Tuesday, September 27, 2011

Physiology of small-sided games: what's new?

Koklu et al. Comparison of the physiological responses to different small-sided games in elite young soccer players. J Strength Cond Res. 2011 25(6):1522-8.

 The purpose of this study was to compare the blood lactate (La), heart rate (HR) and percentage of maximum HR (%HRmax) responses among the small-sided games (SSGs) in elite young soccer players. Sixteen players (average age 15.7 6 0.4 years; VO2max 53.1 6 5.9 ml /kg/min) volunteered to perform the Yo-Yo intermittent recovery test and 6 bouts of soccer drills including 1-a-side, 2-a-side, 3-a-side, and 4-a-side games without a goalkeeper in random order at 2-day intervals. Significant differences were found on La, HR, and %HRmax among the bouts. The 3-a-side and 4-a-side games were significantly higher than 1-a-side and 2-a-side games on HR and %HRmax, whereas the 1-a-side game significantly resulted in higher La responses compared to other SSGs. This study demonstrated that physiological responses during the 1-a-side and 2-a-side games were different compared to 3-a-side and 4-a-side games. Therefore, it can be concluded that a decreased number of players results in increased intensity during SSGs including 6 bouts. These results suggest that coaches should pay attention on choosing the SSG type and the number of bouts to improve desired physical conditioning of elite young soccer players in soccer training.

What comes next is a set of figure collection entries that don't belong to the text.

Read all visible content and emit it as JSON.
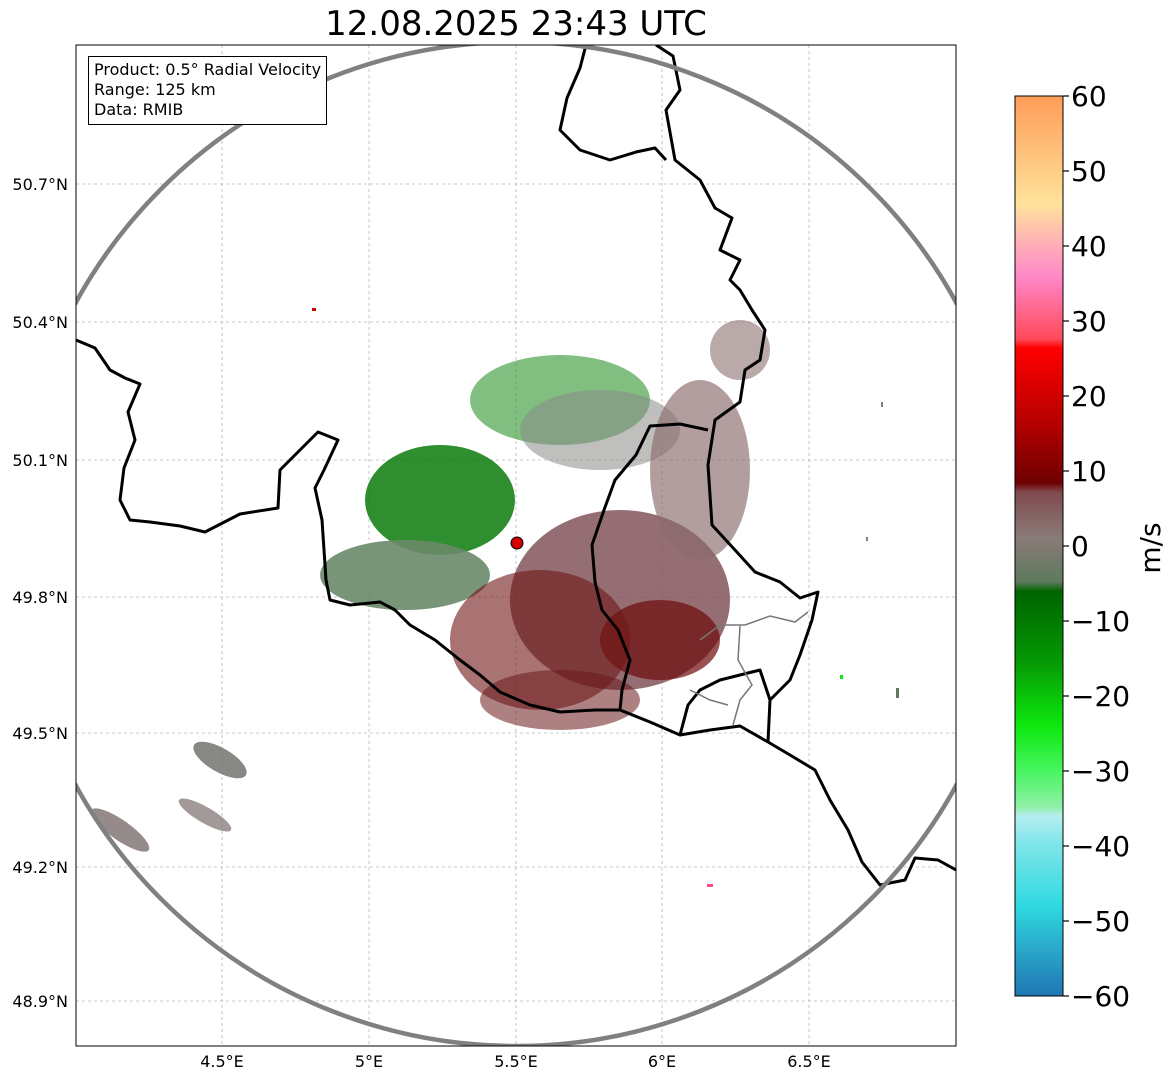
{
  "title": "12.08.2025 23:43 UTC",
  "info": {
    "product": "Product: 0.5° Radial Velocity",
    "range": "Range: 125 km",
    "data": "Data: RMIB"
  },
  "lat_ticks": [
    "50.7°N",
    "50.4°N",
    "50.1°N",
    "49.8°N",
    "49.5°N",
    "49.2°N",
    "48.9°N"
  ],
  "lon_ticks": [
    "4.5°E",
    "5°E",
    "5.5°E",
    "6°E",
    "6.5°E"
  ],
  "colorbar": {
    "label": "m/s",
    "ticks": [
      "60",
      "50",
      "40",
      "30",
      "20",
      "10",
      "0",
      "−10",
      "−20",
      "−30",
      "−40",
      "−50",
      "−60"
    ]
  },
  "colors": {
    "range_ring": "#808080",
    "border": "#000000",
    "radar_site": "#d40000"
  }
}
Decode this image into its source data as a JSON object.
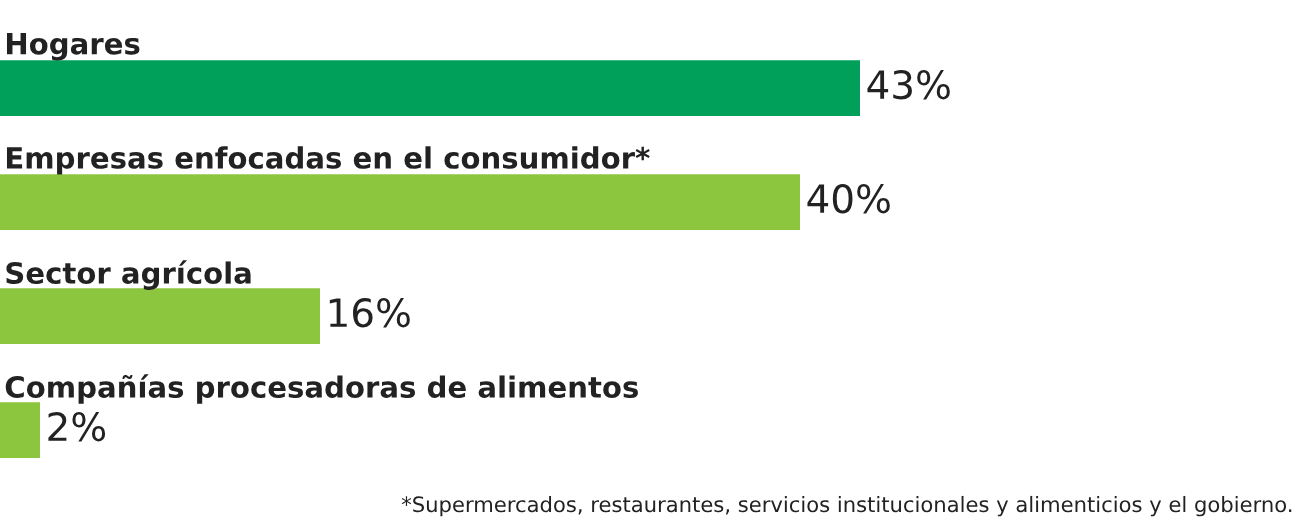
{
  "chart_data": {
    "type": "bar",
    "orientation": "horizontal",
    "categories": [
      "Hogares",
      "Empresas enfocadas en el consumidor*",
      "Sector agrícola",
      "Compañías procesadoras de alimentos"
    ],
    "values": [
      43,
      40,
      16,
      2
    ],
    "value_labels": [
      "43%",
      "40%",
      "16%",
      "2%"
    ],
    "colors": [
      "#00a05a",
      "#8cc63f",
      "#8cc63f",
      "#8cc63f"
    ],
    "annotations": [
      "*Supermercados, restaurantes, servicios institucionales y alimenticios y el gobierno."
    ],
    "data_labels": false
  }
}
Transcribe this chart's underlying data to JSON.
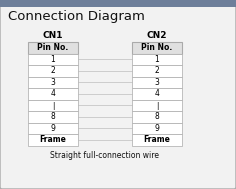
{
  "title": "Connection Diagram",
  "cn1_label": "CN1",
  "cn2_label": "CN2",
  "pin_header": "Pin No.",
  "rows": [
    "1",
    "2",
    "3",
    "4",
    "❘",
    "8",
    "9",
    "Frame"
  ],
  "subtitle": "Straight full-connection wire",
  "bg_color": "#f2f2f2",
  "top_border_color": "#6e7f9a",
  "border_color": "#aaaaaa",
  "table_bg": "#ffffff",
  "header_bg": "#e0e0e0",
  "row_alt_bg": "#eeeeee",
  "line_color": "#aaaaaa",
  "wire_color": "#cccccc",
  "title_color": "#111111",
  "title_fontsize": 9.5,
  "cn_label_fontsize": 6.5,
  "row_fontsize": 5.5
}
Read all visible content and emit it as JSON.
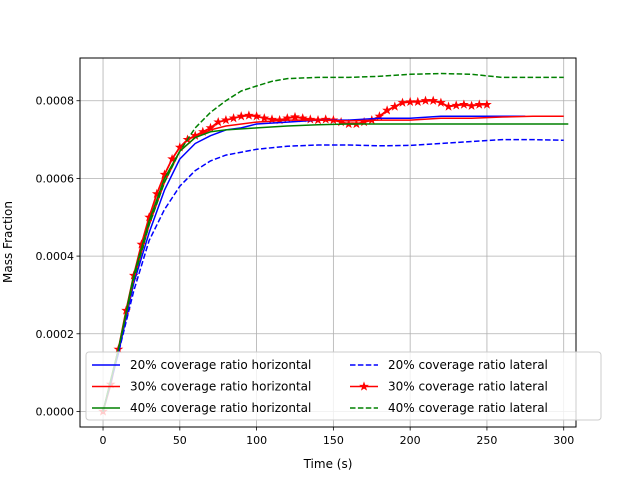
{
  "chart_data": {
    "type": "line",
    "title": "",
    "xlabel": "Time (s)",
    "ylabel": "Mass Fraction",
    "xlim": [
      -15,
      308
    ],
    "ylim": [
      -4e-05,
      0.00091
    ],
    "xticks": [
      0,
      50,
      100,
      150,
      200,
      250,
      300
    ],
    "xtick_labels": [
      "0",
      "50",
      "100",
      "150",
      "200",
      "250",
      "300"
    ],
    "yticks": [
      0,
      0.0002,
      0.0004,
      0.0006,
      0.0008
    ],
    "ytick_labels": [
      "0.0000",
      "0.0002",
      "0.0004",
      "0.0006",
      "0.0008"
    ],
    "grid": true,
    "legend": {
      "location": "lower-center",
      "columns": 2
    },
    "series": [
      {
        "name": "20% coverage ratio horizontal",
        "color": "#0000ff",
        "style": "solid",
        "marker": "none",
        "x": [
          0,
          10,
          20,
          30,
          40,
          50,
          60,
          70,
          80,
          90,
          100,
          120,
          140,
          160,
          180,
          200,
          220,
          240,
          260,
          275
        ],
        "y": [
          0,
          0.00015,
          0.00033,
          0.00046,
          0.00057,
          0.00065,
          0.00069,
          0.00071,
          0.000725,
          0.00073,
          0.00074,
          0.000745,
          0.00075,
          0.00075,
          0.000755,
          0.000755,
          0.00076,
          0.00076,
          0.00076,
          0.00076
        ]
      },
      {
        "name": "30% coverage ratio horizontal",
        "color": "#ff0000",
        "style": "solid",
        "marker": "none",
        "x": [
          0,
          10,
          20,
          30,
          40,
          50,
          60,
          70,
          80,
          100,
          120,
          140,
          160,
          180,
          200,
          220,
          240,
          260,
          280,
          300
        ],
        "y": [
          0,
          0.00016,
          0.00034,
          0.00048,
          0.00059,
          0.00067,
          0.000705,
          0.000725,
          0.000735,
          0.000745,
          0.00075,
          0.00075,
          0.000748,
          0.00075,
          0.00075,
          0.000755,
          0.000755,
          0.000758,
          0.00076,
          0.00076
        ]
      },
      {
        "name": "40% coverage ratio horizontal",
        "color": "#008000",
        "style": "solid",
        "marker": "none",
        "x": [
          0,
          10,
          20,
          30,
          40,
          50,
          60,
          70,
          80,
          100,
          120,
          140,
          160,
          180,
          200,
          220,
          240,
          260,
          280,
          303
        ],
        "y": [
          0,
          0.00016,
          0.00035,
          0.00049,
          0.0006,
          0.00067,
          0.000705,
          0.00072,
          0.000725,
          0.00073,
          0.000735,
          0.000738,
          0.00074,
          0.00074,
          0.00074,
          0.00074,
          0.00074,
          0.00074,
          0.00074,
          0.00074
        ]
      },
      {
        "name": "20% coverage ratio lateral",
        "color": "#0000ff",
        "style": "dashed",
        "marker": "none",
        "x": [
          0,
          10,
          20,
          30,
          40,
          50,
          60,
          70,
          80,
          100,
          120,
          140,
          160,
          180,
          200,
          220,
          240,
          260,
          280,
          300
        ],
        "y": [
          0,
          0.00015,
          0.00031,
          0.00044,
          0.00052,
          0.00058,
          0.00062,
          0.000645,
          0.00066,
          0.000675,
          0.000683,
          0.000686,
          0.000686,
          0.000684,
          0.000685,
          0.00069,
          0.000695,
          0.0007,
          0.0007,
          0.000698
        ]
      },
      {
        "name": "30% coverage ratio lateral",
        "color": "#ff0000",
        "style": "solid",
        "marker": "star",
        "x": [
          0,
          5,
          10,
          15,
          20,
          25,
          30,
          35,
          40,
          45,
          50,
          55,
          60,
          65,
          70,
          75,
          80,
          85,
          90,
          95,
          100,
          105,
          110,
          115,
          120,
          125,
          130,
          135,
          140,
          145,
          150,
          155,
          160,
          165,
          170,
          175,
          180,
          185,
          190,
          195,
          200,
          205,
          210,
          215,
          220,
          225,
          230,
          235,
          240,
          245,
          250
        ],
        "y": [
          0,
          7e-05,
          0.00016,
          0.00026,
          0.00035,
          0.00043,
          0.0005,
          0.00056,
          0.00061,
          0.00065,
          0.00068,
          0.0007,
          0.00071,
          0.00072,
          0.00073,
          0.000745,
          0.00075,
          0.000755,
          0.00076,
          0.000762,
          0.00076,
          0.000755,
          0.000752,
          0.00075,
          0.000755,
          0.000758,
          0.000755,
          0.000752,
          0.00075,
          0.000752,
          0.00075,
          0.000745,
          0.00074,
          0.00074,
          0.000745,
          0.00075,
          0.00076,
          0.000775,
          0.000785,
          0.000795,
          0.000797,
          0.000797,
          0.0008,
          0.0008,
          0.000795,
          0.000785,
          0.000788,
          0.00079,
          0.000787,
          0.00079,
          0.00079
        ]
      },
      {
        "name": "40% coverage ratio lateral",
        "color": "#008000",
        "style": "dashed",
        "marker": "none",
        "x": [
          0,
          10,
          20,
          30,
          40,
          50,
          60,
          70,
          80,
          90,
          100,
          110,
          120,
          140,
          160,
          180,
          200,
          220,
          240,
          260,
          280,
          300
        ],
        "y": [
          0,
          0.00016,
          0.00034,
          0.00048,
          0.00059,
          0.00067,
          0.00073,
          0.00077,
          0.0008,
          0.000825,
          0.000838,
          0.00085,
          0.000857,
          0.00086,
          0.00086,
          0.000863,
          0.000868,
          0.00087,
          0.000868,
          0.00086,
          0.00086,
          0.00086
        ]
      }
    ]
  }
}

Da Silva et al. Exercise intensity and technical demands of small-sided games in young Brazilian soccer players: effect of number of players, maturation, and reliability. J Strength Cond Res. 2011 Sep 8. [Epub ahead of print]

The aims of this study were to examine in young soccer players (a) the effect of varying the number of players on exercise intensity (EI) and technical actions during small-sided games (SSGs), (b) the reliability of EI and technical actions, and (c) the influence of the players' maturation on EI and involvements with the ball (IWBs). Sixteen male soccer players (mean ± SD; age 13.5 ± 0.7 years) completed 2 bouts of 3 vs. 3 (SSG3), 4 vs. 4 (SSG4), and 5 vs. 5 (SSG5) training. Exercise intensity was measured using heart rate and expressed as a percentage of maximal heart rate (%MHR). Technical actions were quantified from video recordings. Maturation stage was determined with the Tanner scale. Exercise intensity in SSG3 (89.8 ± 2%MHR) was higher than that in SSG5 (86.9 ± 3%MHR). The EI in the first set (86.8 ± 4%MHR) was lower than that in the second (89.1 ± 3%MHR) and in the third set (89.4 ± 3%MRH). No effects of number of players were found in IWB, passes, target passes, tackles, and headers. Significantly more crosses, dribbling, and shots on goal were observed during SSG3 compared to during SSG4 or SSG5. The level of maturation was not correlated with either EI or IWB. These results extend previous findings with adult players suggesting that SSGs can provide an adequate training stimulus for young players and are feasible for groups with heterogeneous maturation levels.

Dellal et al. Effect of the number of ball contacts within bouts of 4 vs. 4 small-sided soccer games. Int J Sports Physiol Perform. 2011, 6(3):322-33.


The aim of this study was to examine the influence of the number of ball touches authorized per possession on the physical demands, technical performances and physiological responses throughout the bouts within 4 vs. 4 soccer small-sided games (SSGs). Twenty international soccer players (27.4 ± 1.5 y) performed three different 4 vs. 4 SSGs (4 × 4 min) in which the number of ball touches authorized per possession was manipulated (1 touch = 1T; 2 touches = 2T; Free Play = FP). The SSGs were divided in 4 bouts (B1, B2, B3 and B4) separated by 3 min of passive recovery. The physical performances, technical activities, heart rate responses, blood lactate and RPE were analyzed.
The FP rule presented greater number of duels, induced the lowest decreases of the sprint and high-intensity performances, and affected less the technical actions (successful passes and number of ball losses) from B1 to B4 as compared with 1T and 2T forms. Moreover, the SSG played in 1T form led to reach higher solicitation of the high-intensity actions while players presented more difficulty to perform a correct technical action.
In conclusion, the modification of the number of ball touches authorized per possession affects the soccer player activity from the first to the last bout of SSG, indicating that the determination of this rule has to be precisely planned by the coach according to the objectives of the training.